Moins connue, Marie-Catherine d’Aulnoy publie en 1697 ses Contes des fées, puis Les Contes nouveaux ou les Fées à la mode, devenus célèbres; empreints de merveilleux mais subversifs comme L’Oiseau bleu, La Belle aux cheveux d’or, La Biche au bois, La Chatte blanche, Le Nain jaune, La Grenouille bienfaisante… là encore issus de traditions orales populaires. Enfin les philologues et frères Jacob et Wilhelm Grimm, au XIX ème siècle écrivirent les célèbres Blanche-Neige, Hansel et Gretel, Cendrillon, La Belle au bois dormant, Le Petit Chaperon rouge , d’après Charles Perrault, Le Vaillant Petit Tailleur, Le Joueur de flûte de Hamelin, etc. Et malheureusement aussi quelques textes antisémites dont Le Juif dans les épines. Habilement, les acteurs en parleront mais ne diront pas un mot du texte. Bien vu…
Le Danois Hans Christian Andersen (1805-1875) romancier, dramaturge et conteur est resté célèbre pour ses contes de fées, dont La Princesse au petit pois, La Petite Sirène, Les Habits neufs de l’empereur, La Bergère et le Ramoneur, La Petite Fille aux allumettes… qui furent adaptés au cinéma et en B.D. Et enfin, Walt Disney (1901-1966), lui aussi ratissa large dès les années trente avec plus de cent films dont Blanche-Neige et les Sept Nains, ensuite Pinocchio, Cendrillon, La Belle au bois dormant…Antoine Brin le remet à l’honneur* cet auteur jugé longtemps trop sexiste: » Ses films sont magnifiques, dit-il, mais trash, incorrects avec sang, gore et blagues de mauvais goût ! »
Le metteur en scène se livre à une relecture d’extraits de ces contes dans leur version originale: celle qu’on ne fait pas lire aux enfants, avec meurtres en série, mutilations, sexisme, violences diverses et variées, cannibalisme, adultères… Ils sont quatre à raconter et à jouer cette adaptation de la formidable bande dessinée.

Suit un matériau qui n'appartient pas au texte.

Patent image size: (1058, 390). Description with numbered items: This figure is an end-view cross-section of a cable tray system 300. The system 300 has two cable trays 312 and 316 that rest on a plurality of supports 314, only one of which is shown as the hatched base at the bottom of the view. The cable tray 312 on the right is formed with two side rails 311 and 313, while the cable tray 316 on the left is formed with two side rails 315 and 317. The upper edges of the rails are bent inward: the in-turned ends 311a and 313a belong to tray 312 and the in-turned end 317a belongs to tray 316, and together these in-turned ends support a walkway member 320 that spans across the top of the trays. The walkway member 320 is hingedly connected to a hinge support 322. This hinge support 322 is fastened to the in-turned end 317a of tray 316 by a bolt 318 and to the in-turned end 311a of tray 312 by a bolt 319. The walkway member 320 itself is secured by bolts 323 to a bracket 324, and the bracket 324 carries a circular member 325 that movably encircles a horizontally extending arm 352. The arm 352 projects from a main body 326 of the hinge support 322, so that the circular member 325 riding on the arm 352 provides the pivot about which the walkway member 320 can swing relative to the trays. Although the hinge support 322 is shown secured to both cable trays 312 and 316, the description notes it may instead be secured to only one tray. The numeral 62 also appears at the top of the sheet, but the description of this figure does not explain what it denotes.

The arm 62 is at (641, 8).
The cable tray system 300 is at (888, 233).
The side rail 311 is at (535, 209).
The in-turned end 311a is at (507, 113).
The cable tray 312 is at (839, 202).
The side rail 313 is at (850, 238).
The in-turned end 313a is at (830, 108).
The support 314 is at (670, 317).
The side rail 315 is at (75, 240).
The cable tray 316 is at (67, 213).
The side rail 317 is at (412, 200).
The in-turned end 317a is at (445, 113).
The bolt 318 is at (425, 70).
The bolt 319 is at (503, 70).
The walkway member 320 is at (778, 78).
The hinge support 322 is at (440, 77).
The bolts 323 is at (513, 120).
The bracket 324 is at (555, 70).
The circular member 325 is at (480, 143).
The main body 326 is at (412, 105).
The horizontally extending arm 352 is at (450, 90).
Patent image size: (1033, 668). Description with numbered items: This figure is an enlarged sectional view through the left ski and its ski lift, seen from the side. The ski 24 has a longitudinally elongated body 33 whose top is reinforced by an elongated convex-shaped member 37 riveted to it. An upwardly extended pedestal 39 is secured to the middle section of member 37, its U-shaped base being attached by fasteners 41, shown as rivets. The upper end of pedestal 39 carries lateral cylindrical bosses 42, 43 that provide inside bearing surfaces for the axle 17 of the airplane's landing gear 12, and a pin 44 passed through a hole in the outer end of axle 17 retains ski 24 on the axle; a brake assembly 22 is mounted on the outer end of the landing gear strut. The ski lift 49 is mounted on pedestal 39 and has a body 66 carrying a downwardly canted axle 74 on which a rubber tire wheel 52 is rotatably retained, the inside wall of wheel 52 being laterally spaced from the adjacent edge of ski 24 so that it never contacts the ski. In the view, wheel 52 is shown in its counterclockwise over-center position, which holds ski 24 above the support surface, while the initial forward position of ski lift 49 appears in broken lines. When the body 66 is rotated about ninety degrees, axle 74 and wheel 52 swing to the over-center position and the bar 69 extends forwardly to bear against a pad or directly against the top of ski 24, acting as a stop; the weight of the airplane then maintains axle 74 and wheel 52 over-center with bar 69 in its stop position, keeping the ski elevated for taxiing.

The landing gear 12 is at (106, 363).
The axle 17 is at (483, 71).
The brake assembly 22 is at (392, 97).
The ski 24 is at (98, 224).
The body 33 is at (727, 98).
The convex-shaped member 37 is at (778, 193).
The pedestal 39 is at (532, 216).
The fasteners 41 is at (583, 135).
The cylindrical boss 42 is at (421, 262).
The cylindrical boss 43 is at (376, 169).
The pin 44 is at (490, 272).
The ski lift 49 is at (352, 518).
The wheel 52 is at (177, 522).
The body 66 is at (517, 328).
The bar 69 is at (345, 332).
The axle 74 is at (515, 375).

Sur le plateau, côté jardin, une tour de château avec, en haut, une fenêtre où apparait souvent une tête de personnage, au centre, un portail qui ne s’ouvrira jamais et qui abrite un écran pour ombres chinoises; sur le pilier droit, est inscrit: Mort au patriarcat. Côté cour, un arbre peint en deux dimensions. Une scénographie parfaite deSabrina Moguez en unité avec le texte.
Les deux acteurs et les deux actrices-diction et gestuelle impeccable-changent de costume à toute vitesse, et sur un ton décalé et avec anachronismes, s’en donnent à cœur joie pour rendre à ces contes leur crudité originale; ils jouent les nombreux personnages et ajoutent des commentaires. « En pointant du doigt tout ce que nous prenons pour acquis et ne remarquons même plus, dit Antoine Brin, je souhaite provoquer cette réaction double: mélange de rire et prise de conscience. »
Et Bruno Bettelheim, l’auteur de la célèbre Psychanalyse des contes de fées (1976, n’est pas épargné: à propos de Blanche-Neige ou du Petit Chaperon rouge, il voulait montrer comment ces contes répondaient aux angoisses des enfants, en leur montrant les épreuves avant d’atteindre la maturité. Depuis, il a souvent été contesté, entre autres, par des historiens, montrant que la conscience de la particularité enfantine, n’existait pas autrefois. Et jusqu’au XVII ème siècle, les contes de fées étaient plutôt destinés aux adultes…
Toujours à cheval entre le premier et le second degré, le spectacle va parfois un peu vite… Mais quelle énergie, quelle drôlerie et quelle impertinence! La salle pleine-c’est rare, un samedi de Pâques-a longuement applaudi et à juste raison.
Philippe du Vignal
Jusqu’au 24 mai, Manufacture des Abbesses, 7 rue Véron, Paris (XVIII ème). T. : 01 42 33 42 03.
*Traduction intégrale de Françoise Decroisette (1995), éditions Circé.
** Disney-Pixar, désenchanter et réenchanter l’imaginaire de Célia Sauvage.